Trump, eski Göç ve Gümrük Muhafaza Direktörü Tom Homan’ı da “Sınır Çarı” olarak atayacağını açıkladı. Homan, ABD’nin güney ve kuzey sınırlarının yanı sıra deniz ve hava güvenliğinden de sorumlu olacak. Görev süresi boyunca sert göç politikaları ile tanınan Homan, yasa dışı göçmenlerin çalıştığı iş yerlerine baskın düzenlenebileceğini ve Trump yönetiminin “yasadışı göçmenlerin sınır dışı edilmesi” politikasını kararlılıkla uygulayacağını vurguladı. Homan, Trump’ın ilk döneminde göçmen ailelerin ayrılması ve göçmen çocukların gözaltına alınması gibi uygulamaları yönetmişti. Bu atama, Trump’ın göç politikalarında daha radikal adımlar atacağına işaret ediyor.
Trump’ın İçişleri Bakanlığı için North Dakota Valisi Doug Burgum’u aday göstermesi, yeni dönemde enerji sektörünün önemli firmalarını mutlu edecek bir atama olarak değerlendiriliyor. Burgum’un enerji sektörünün kritik isimleriyle ilişkisi ve kampanya sürecinde enerji firmalarından bağış alması bu atamanın arka planını gösteriyor. Trump, Biden yönetiminin iklim ve çevre politikaları kapsamında petrol şirketlerine uyguladığı baskıyı fırsata çevirmek isteyen Trump, enerji sektörünün desteğini almayı başarmıştı.
Burgum’un adı zamanında Trump’ın başkan yardımcılığı için de geçmişti; ancak kürtaj konusundaki muhafazakâr uygulamaları nedeniyle tepki çekebileceği düşünülerek geri planda kalmıştı. Trump, Doug Collins’i Gazi İşleri Bakanlığı’na atayarak yeni dönemde kendisine sadık isimleri ödüllendireceğini bir kez daha ortaya koydu.
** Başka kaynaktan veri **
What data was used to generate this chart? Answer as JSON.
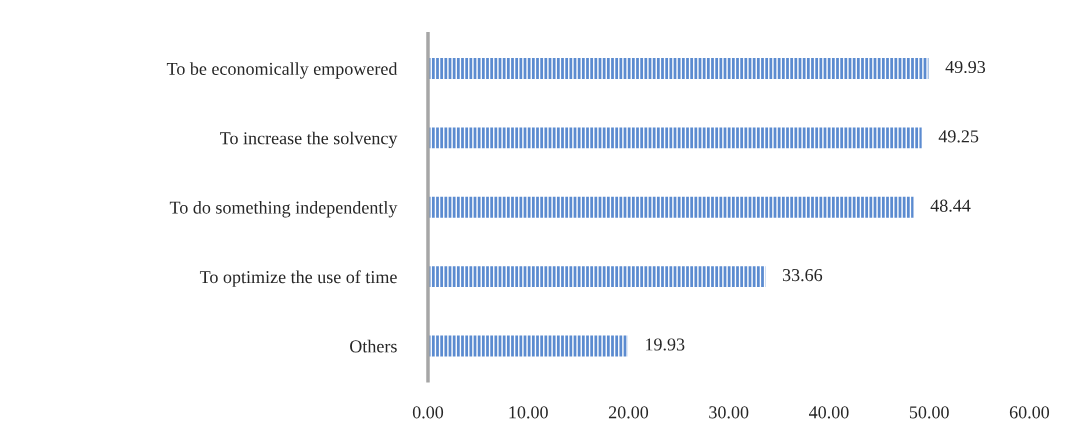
{
  "chart_data": {
    "type": "bar",
    "orientation": "horizontal",
    "categories": [
      "To be economically empowered",
      "To increase the solvency",
      "To do something independently",
      "To optimize the use of time",
      "Others"
    ],
    "values": [
      49.93,
      49.25,
      48.44,
      33.66,
      19.93
    ],
    "color": "#5b8bd0",
    "xlim": [
      0,
      60
    ],
    "xticks": [
      {
        "value": 0,
        "label": "0.00"
      },
      {
        "value": 10,
        "label": "10.00"
      },
      {
        "value": 20,
        "label": "20.00"
      },
      {
        "value": 30,
        "label": "30.00"
      },
      {
        "value": 40,
        "label": "40.00"
      },
      {
        "value": 50,
        "label": "50.00"
      },
      {
        "value": 60,
        "label": "60.00"
      }
    ],
    "data_labels": true,
    "grid": false,
    "legend": false
  }
}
Collins, Trump’ın ilk azil soruşturması sırasında en öne çıkan savunucularından biri olarak dikkat çekmişti.
Trump’ın atamaları arasında en dikkat çekeni ise hükümet bürokrasisini küçültmek ve federal harcamaları azaltmak amacıyla kurulacak “Hükümet Verimliliği Bakanlığı’nın başına Elon Musk ve Vivek Ramaswamy’yi atayacağını açıklaması oldu. Seçim sürecinde Trump’ın zaferinde kritik rol oynayan bu iki isim, özellikle kampanya boyunca aktif çalışmalarıyla dikkat çekti. Musk, sahibi olduğu X platformu üzerinden yoğun propaganda yaparak ve kampanyaya ciddi fon desteği sağlayarak Trump’a büyük katkı sağladı.
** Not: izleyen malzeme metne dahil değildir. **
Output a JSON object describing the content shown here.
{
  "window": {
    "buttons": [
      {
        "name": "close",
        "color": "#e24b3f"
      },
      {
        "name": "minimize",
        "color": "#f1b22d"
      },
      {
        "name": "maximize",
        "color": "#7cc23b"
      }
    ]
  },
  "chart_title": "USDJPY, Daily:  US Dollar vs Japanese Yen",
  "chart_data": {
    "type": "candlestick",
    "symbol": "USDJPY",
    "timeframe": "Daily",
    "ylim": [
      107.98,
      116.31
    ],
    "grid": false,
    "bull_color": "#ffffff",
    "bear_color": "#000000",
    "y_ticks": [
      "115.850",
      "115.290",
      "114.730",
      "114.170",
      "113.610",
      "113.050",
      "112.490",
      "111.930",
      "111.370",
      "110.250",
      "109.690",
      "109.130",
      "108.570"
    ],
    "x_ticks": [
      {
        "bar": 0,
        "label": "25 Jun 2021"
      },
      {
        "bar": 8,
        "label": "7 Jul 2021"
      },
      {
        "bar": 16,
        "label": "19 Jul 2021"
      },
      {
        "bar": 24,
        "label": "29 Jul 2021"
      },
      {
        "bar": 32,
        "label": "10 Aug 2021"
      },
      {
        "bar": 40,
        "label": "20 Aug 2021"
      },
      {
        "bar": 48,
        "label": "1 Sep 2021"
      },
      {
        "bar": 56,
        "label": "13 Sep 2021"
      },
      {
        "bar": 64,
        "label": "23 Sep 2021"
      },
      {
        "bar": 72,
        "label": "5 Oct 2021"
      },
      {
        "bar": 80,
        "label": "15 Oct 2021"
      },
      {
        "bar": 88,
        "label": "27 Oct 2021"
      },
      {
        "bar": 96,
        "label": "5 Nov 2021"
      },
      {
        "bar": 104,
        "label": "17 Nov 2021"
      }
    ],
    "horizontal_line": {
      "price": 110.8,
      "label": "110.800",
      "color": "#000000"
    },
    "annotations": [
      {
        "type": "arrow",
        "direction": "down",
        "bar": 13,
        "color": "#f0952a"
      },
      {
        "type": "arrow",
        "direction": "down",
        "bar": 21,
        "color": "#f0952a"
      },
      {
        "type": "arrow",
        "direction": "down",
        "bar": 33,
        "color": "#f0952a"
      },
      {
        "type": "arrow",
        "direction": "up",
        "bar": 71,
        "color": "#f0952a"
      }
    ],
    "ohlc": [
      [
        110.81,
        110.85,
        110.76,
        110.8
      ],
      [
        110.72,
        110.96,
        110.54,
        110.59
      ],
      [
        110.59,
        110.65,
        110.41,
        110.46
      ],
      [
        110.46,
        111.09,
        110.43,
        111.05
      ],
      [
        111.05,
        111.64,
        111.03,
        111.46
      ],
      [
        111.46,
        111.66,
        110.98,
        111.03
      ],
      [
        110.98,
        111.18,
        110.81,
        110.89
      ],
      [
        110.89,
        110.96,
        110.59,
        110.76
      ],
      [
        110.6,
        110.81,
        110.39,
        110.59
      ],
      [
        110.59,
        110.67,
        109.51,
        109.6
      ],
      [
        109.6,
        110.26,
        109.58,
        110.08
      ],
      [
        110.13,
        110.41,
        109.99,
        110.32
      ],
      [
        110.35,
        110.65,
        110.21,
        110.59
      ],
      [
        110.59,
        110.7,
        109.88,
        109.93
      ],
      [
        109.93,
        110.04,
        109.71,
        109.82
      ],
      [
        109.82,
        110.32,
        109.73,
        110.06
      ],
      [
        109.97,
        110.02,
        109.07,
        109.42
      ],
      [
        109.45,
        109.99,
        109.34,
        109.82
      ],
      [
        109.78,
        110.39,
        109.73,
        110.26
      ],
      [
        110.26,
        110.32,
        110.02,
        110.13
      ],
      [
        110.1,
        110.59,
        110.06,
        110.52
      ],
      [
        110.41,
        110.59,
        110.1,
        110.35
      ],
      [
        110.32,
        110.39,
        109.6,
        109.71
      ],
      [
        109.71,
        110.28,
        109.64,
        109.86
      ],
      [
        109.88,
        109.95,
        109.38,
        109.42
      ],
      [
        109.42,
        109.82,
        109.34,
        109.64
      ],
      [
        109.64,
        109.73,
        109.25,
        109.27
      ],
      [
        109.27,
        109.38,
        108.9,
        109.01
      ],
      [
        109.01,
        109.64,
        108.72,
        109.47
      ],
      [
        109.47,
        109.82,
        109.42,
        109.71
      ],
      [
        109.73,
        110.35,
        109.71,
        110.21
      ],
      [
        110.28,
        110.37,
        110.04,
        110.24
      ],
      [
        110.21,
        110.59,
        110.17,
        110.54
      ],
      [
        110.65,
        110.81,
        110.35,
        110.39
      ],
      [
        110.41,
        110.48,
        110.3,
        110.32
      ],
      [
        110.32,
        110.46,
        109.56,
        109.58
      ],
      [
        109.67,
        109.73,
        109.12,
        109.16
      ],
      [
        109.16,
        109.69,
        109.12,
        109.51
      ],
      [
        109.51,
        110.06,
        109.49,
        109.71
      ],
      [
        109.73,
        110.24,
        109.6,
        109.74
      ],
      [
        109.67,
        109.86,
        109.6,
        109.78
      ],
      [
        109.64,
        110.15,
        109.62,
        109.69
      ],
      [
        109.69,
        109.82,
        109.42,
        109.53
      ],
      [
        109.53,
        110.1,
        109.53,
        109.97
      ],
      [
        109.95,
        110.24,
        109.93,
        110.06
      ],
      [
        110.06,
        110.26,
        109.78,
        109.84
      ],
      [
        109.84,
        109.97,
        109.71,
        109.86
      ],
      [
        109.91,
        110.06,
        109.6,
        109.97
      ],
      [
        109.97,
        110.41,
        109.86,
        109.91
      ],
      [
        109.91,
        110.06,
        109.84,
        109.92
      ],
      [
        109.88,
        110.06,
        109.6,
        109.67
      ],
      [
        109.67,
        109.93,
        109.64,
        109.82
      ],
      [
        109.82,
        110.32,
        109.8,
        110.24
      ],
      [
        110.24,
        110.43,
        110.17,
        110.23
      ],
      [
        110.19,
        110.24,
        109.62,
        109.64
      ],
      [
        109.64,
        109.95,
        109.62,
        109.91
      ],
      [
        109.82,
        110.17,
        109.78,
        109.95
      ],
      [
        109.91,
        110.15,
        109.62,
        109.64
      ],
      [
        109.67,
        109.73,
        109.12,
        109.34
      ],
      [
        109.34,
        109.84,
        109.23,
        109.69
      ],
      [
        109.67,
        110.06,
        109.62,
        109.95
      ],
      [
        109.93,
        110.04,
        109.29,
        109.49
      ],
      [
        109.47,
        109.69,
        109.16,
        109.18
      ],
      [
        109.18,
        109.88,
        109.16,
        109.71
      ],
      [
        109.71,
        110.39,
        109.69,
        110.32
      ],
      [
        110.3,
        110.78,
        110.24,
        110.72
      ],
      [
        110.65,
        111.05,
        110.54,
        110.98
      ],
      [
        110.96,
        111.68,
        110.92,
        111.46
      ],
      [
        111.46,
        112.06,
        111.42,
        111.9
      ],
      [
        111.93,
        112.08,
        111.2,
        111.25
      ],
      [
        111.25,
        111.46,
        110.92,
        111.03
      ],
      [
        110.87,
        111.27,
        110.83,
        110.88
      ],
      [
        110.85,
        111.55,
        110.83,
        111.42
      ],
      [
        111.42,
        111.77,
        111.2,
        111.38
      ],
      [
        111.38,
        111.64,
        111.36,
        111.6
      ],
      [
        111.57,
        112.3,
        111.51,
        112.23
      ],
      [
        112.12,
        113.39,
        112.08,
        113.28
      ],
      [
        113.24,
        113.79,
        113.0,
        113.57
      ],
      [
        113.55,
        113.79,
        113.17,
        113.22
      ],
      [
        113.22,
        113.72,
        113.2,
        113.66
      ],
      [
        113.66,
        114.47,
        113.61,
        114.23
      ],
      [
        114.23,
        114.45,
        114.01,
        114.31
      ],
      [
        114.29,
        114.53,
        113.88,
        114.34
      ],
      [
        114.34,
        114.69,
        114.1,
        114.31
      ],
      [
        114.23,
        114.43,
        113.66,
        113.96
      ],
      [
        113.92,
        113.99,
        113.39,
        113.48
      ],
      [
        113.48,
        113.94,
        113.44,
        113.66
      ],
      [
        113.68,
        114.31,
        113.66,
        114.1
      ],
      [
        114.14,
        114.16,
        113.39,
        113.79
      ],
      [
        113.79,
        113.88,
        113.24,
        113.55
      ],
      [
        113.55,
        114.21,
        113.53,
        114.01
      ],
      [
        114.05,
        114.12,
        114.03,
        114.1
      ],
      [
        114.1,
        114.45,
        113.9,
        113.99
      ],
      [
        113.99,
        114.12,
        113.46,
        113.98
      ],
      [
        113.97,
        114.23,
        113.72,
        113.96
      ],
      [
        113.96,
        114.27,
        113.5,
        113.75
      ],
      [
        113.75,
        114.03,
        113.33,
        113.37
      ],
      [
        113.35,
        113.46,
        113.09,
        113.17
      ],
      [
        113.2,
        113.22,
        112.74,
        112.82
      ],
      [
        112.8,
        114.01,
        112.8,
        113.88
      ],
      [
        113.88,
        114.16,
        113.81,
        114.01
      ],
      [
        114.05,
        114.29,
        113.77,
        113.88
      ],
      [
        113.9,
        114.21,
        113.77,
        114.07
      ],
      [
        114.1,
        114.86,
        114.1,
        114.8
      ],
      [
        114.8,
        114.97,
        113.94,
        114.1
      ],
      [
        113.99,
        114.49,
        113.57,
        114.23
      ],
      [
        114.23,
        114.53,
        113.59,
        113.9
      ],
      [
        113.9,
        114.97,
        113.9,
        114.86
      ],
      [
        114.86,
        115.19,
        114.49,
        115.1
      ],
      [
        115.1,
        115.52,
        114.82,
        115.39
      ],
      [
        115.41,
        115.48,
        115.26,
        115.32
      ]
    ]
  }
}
Ramaswamy ise kürtaj konusunda gençleri ikna etmek için yaptığı açıklamalarla dikkatleri çekmişti. Ramaswamy, Cumhuriyetçi Parti’nin başkan adayı olmak için aday olmuş ancak ön seçimlerin başında Trump lehine yarıştan çekildiğini açıklamıştı. Yeni kurulması planlanan bakanlık ile federal bütçeden 2 trilyon dolar tasarruf sağlanacağı iddia ediliyor. Ancak yeni bir bakanlığın kurulması için Senato’nun onayına ihtiyaç duyulması böyle bir bakanlığın kurulma sürecinin kolay olmadığını gösteriyor. Bakanlık seviyesinde olmasa da her iki ismin de önümüzdeki süreçte Trump yönetiminde aktif bir şekilde rol alması bekleniyor.
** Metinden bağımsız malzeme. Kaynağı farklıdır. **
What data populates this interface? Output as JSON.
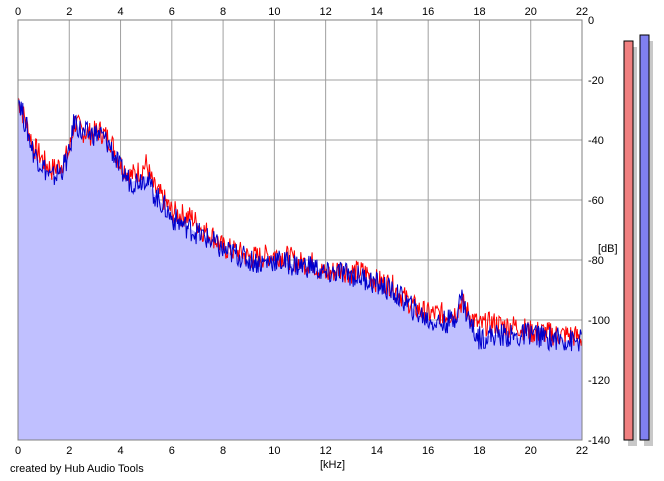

Geçtiğimiz hafta ABD’nin 47. Başkanı olarak seçilen Trump, hızlı bir şekilde kabinesini açıklayarak yeni döneme hazır olduğunun sinyallerini veriyor. İlk döneme kıyasla iç politikada kendisine sadık ve sert uygulamalar gerçekleştirebilecek isimlere öncelik verdiği gözlenen Trump’ın özellikle sınır güvenliği ve enerji sektöründe Biden yönetiminin uygulamaya koyduğu politikaları devre dışı bırakması bekleniyor. Ancak Matt Gaetz ve Kennedy gibi tartışmalı isimlere kabinesinde görev vereceğini açıklaması ile artan tepkiler bazı isimlerin Senato tarafından onaylanmasına engel olabilir.